Looped World Models match billion-parameter systems with 100× fewer parameters

Looped World Models (LoopWM), introduced in a preprint posted to arXiv on June 20, is a recurrent-depth transformer architecture that models environment dynamics by iteratively refining latent representations through a single shared-weight block. The work introduces a mathematically guaranteed contractive state-retention mechanism and an adaptive early-exit strategy that lets the model trade inference speed for accuracy without retraining. A 1-billion-parameter LoopWM checkpoint outperforms larger proprietary world models on long-horizon planning benchmarks, with the authors claiming parameter efficiency gains up to 100×.

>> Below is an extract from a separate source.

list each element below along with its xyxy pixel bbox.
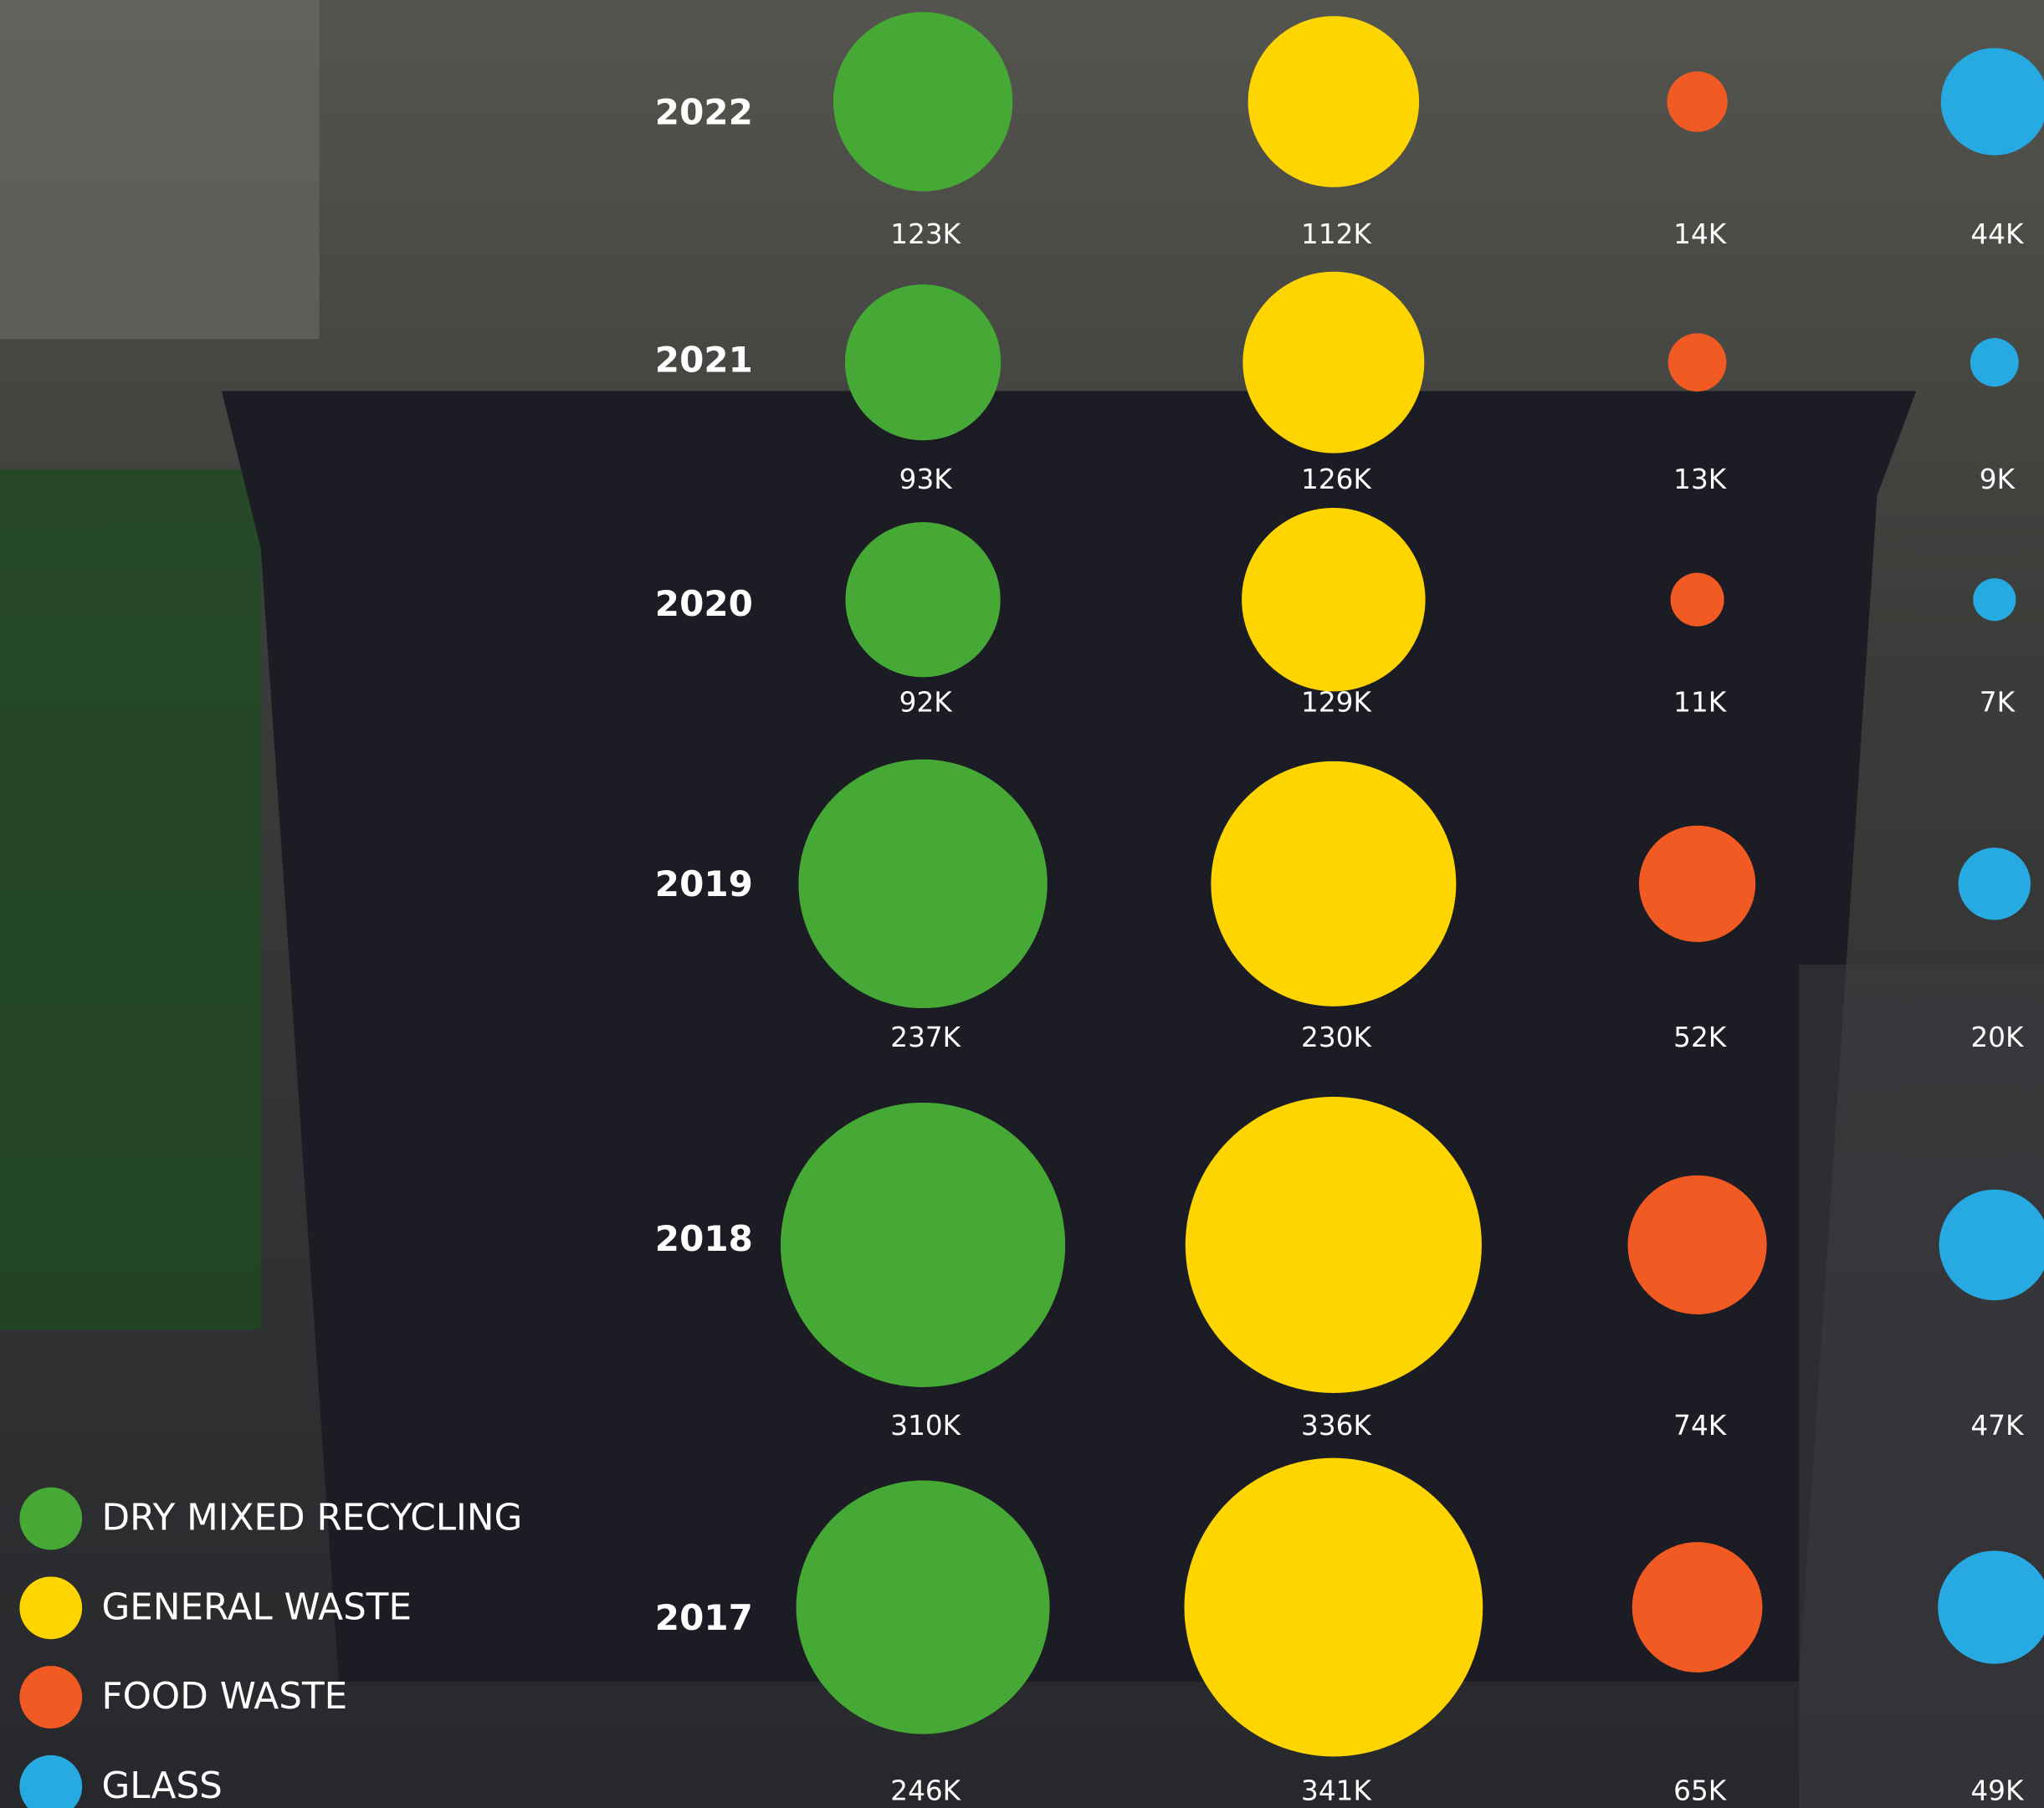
value-label: 14K <box>1673 218 1728 250</box>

Classical world models face a rigid tradeoff: modeling long planning horizons demands deep, parameter-heavy architectures that accumulate rollout errors and strain deployment budgets. LoopWM sidesteps that constraint by treating iterative latent depth as an orthogonal scaling axis. Instead of stacking dozens of unique transformer layers, the architecture loops a single block with shared weights, refining the environment's latent state on each pass. The contractive state-retention mechanism ensures convergence, and early-exit logic halts the loop when additional iterations yield diminishing returns. That design gives practitioners a dial to tune compute cost at inference time without retraining.

The architecture extends to Deferred Decoding (LoopWM-DD), which rolls out entire action trajectories in latent space and decodes only the final step. Autoregressive world models decode every intermediate frame, compounding errors at each step and burning cycles on pixels that planning algorithms never inspect. By deferring decoding to the end of a rollout, LoopWM-DD speeds up physics simulation for reinforcement learning and fits tighter power and latency budgets on edge robotics platforms. Code and model weights have not been released; the full preprint is available at arXiv:2606.18208.